I ride on toward the west. The sun bears down on me but the stiff breeze at my back keeps me cool. The road undulates, along barely noticeable gradients, seemingly forever, in a dead straight line. Ahead, in the distance I see a glimmer of reflected light and a faint cloud of dust. A 4x4 approaches from the coast and rumbles past me. I wave and the air-conditioned occupants stare in wonder at the funny looking guy in a straw hat on an old bicycle, in the middle of bloody nowhere.

I pick out a point at the top of a crest, far in the distance and decide to continue to there, hoping to perhaps catch a glimpse of the sea.
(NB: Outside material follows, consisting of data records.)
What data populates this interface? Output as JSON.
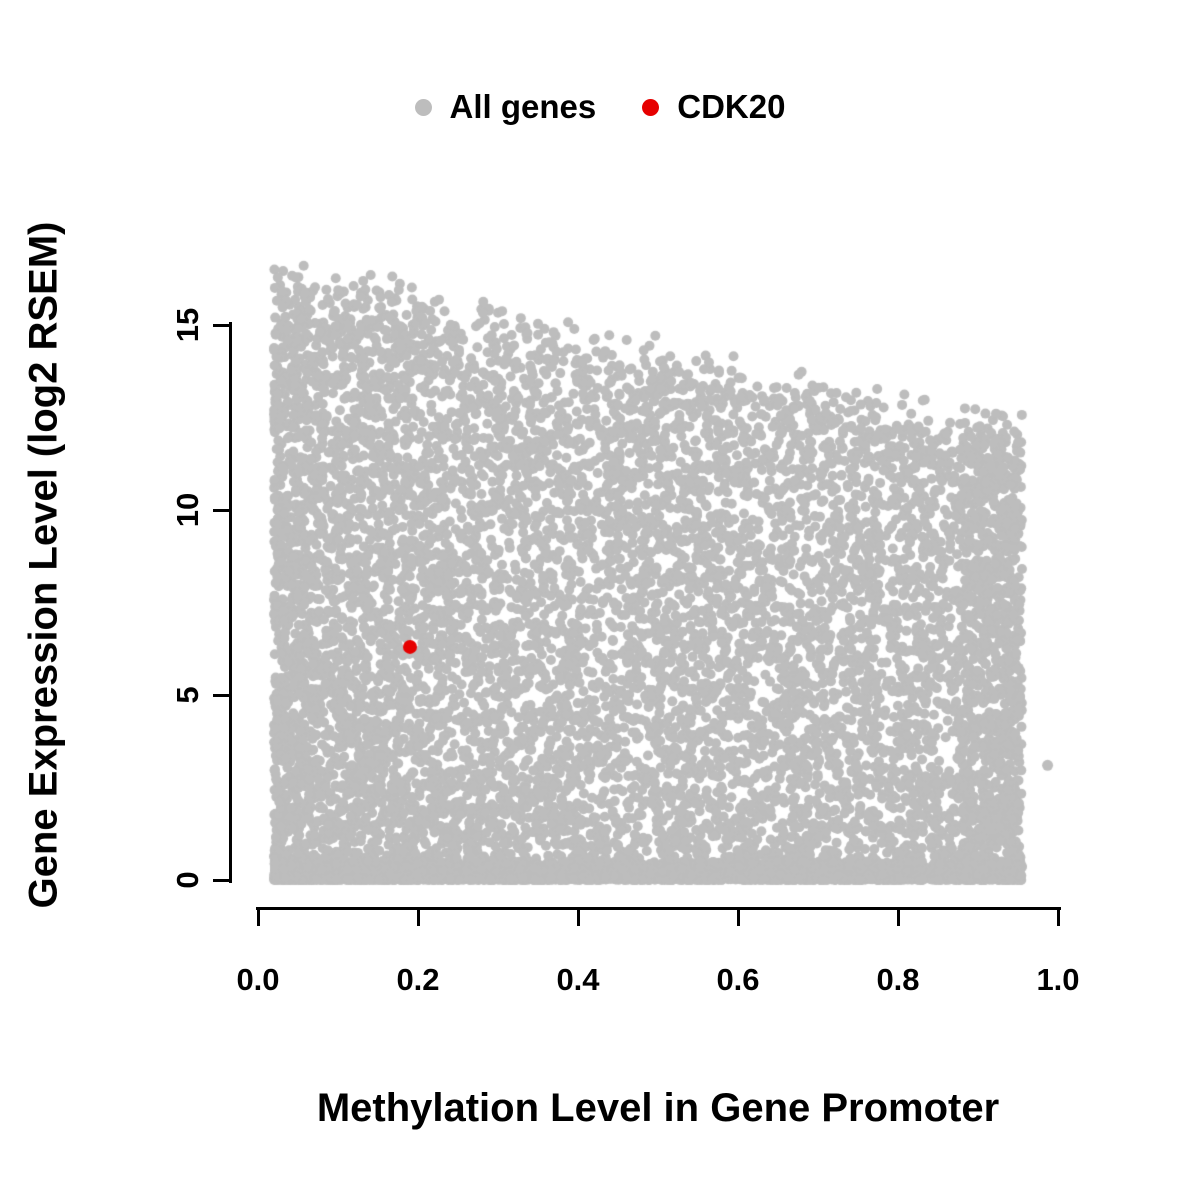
{
  "chart_data": {
    "type": "scatter",
    "title": "",
    "xlabel": "Methylation Level in Gene Promoter",
    "ylabel": "Gene Expression Level (log2 RSEM)",
    "xlim": [
      0.0,
      1.0
    ],
    "ylim": [
      0,
      17
    ],
    "grid": false,
    "legend_position": "top-center",
    "x_ticks": [
      "0.0",
      "0.2",
      "0.4",
      "0.6",
      "0.8",
      "1.0"
    ],
    "x_tick_values": [
      0.0,
      0.2,
      0.4,
      0.6,
      0.8,
      1.0
    ],
    "y_ticks": [
      "0",
      "5",
      "10",
      "15"
    ],
    "y_tick_values": [
      0,
      5,
      10,
      15
    ],
    "legend": [
      {
        "label": "All genes",
        "color": "#bdbdbd"
      },
      {
        "label": "CDK20",
        "color": "#e60000"
      }
    ],
    "series": [
      {
        "name": "All genes",
        "color": "#bdbdbd",
        "kind": "dense-cloud",
        "n_points": 12000,
        "x_range": [
          0.02,
          0.955
        ],
        "y_range": [
          0,
          16.6
        ],
        "envelope": "y_max decreases from ~16.5 at x=0 to ~12 at x=0.95",
        "seed": 42,
        "outliers": [
          [
            0.987,
            3.1
          ]
        ]
      },
      {
        "name": "CDK20",
        "color": "#e60000",
        "kind": "highlight-point",
        "points": [
          [
            0.19,
            6.3
          ]
        ]
      }
    ]
  }
}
I reach my goal and see the road tapering to yet another distant point - enough is enough. I’ve ridden over 7kms I reckon, and my arse is getting sore, my water is half gone and I’m bored with the scenery. If it was cloudy with no sun to differentiate east from west, and I were to perhaps fall off my bike and be slightly disoriented I would find it difficult to know which way to head in – the landscape is identical in either direction and only the lowering sun in the west gives an indication of direction. It is a scary thought that one could get lost so easily. Heading back to Pardoo, I find the going tough. The tailwind is now a headwind and the downhill bits aren’t really downhill at all. I can see how one could easily perish in the desert. There’s a fearsome quality to my surroundings. Totally devoid of human life; hot, dusty, and bristling with dragon flies and lizards.

Things to read and watch while broken down in the middle of nowhere

Tim Winton's novel of love and adventure is set on the rugged Western Australian coast with passages set in Pardoo, Cape Kedauron, Broome and the Kimberleys - a must read for anyone with an adventurous spirit and some time on their hands.

Dirt Music

I labour back to the highway, check for non-existent oncoming traffic and cross the hot blacktop to the roadhouse entrance, marked by a stack of truck tyres. I spend the remainder of the afternoon and evening reading. My book of choice is the fabulous Tim Winton Novel, Dirt Music. It is a tale of a woman, the bored wife of a Western Australian Lobster fisherman who falls for a sad and damaged musician who is also a lobster poacher. He is forced to go on the run, north from Geraldton where the book is initially set. On his picaresque journey through the great western outback he comes to Pardoo and walks the 14kms to Cape Kedauron where he is befriended by a pair of Grey Nomads, an old couple knocking on death’s door who are on their final, terminal journey to Broome*. Reading a book about a place as wild as this, while you are actually there is an inexplicably satisfying experience, it gets me through the night and well into the next morning while we wait anxiously for the tow truck to arrive from Port Hedland.

(*Don't worry, I haven't given any plot twists away)

The truck from Pilbara Towing arrives on Monday afternoon, the driver is a cheerful, rough and ready old WA bloke who is wearing the tightest pair of blue work shorts Sheila has ever seen. He expertly winches the Winnebago onto the flat bed, we pile into the cab beside him and set off south, out of Pardoo, destination Port Hedland. We finally leave limbo with a great big useless dud of a truck to deal with, and I ask myself "where are are we going now? To a heaven or a hell?" Only time will tell.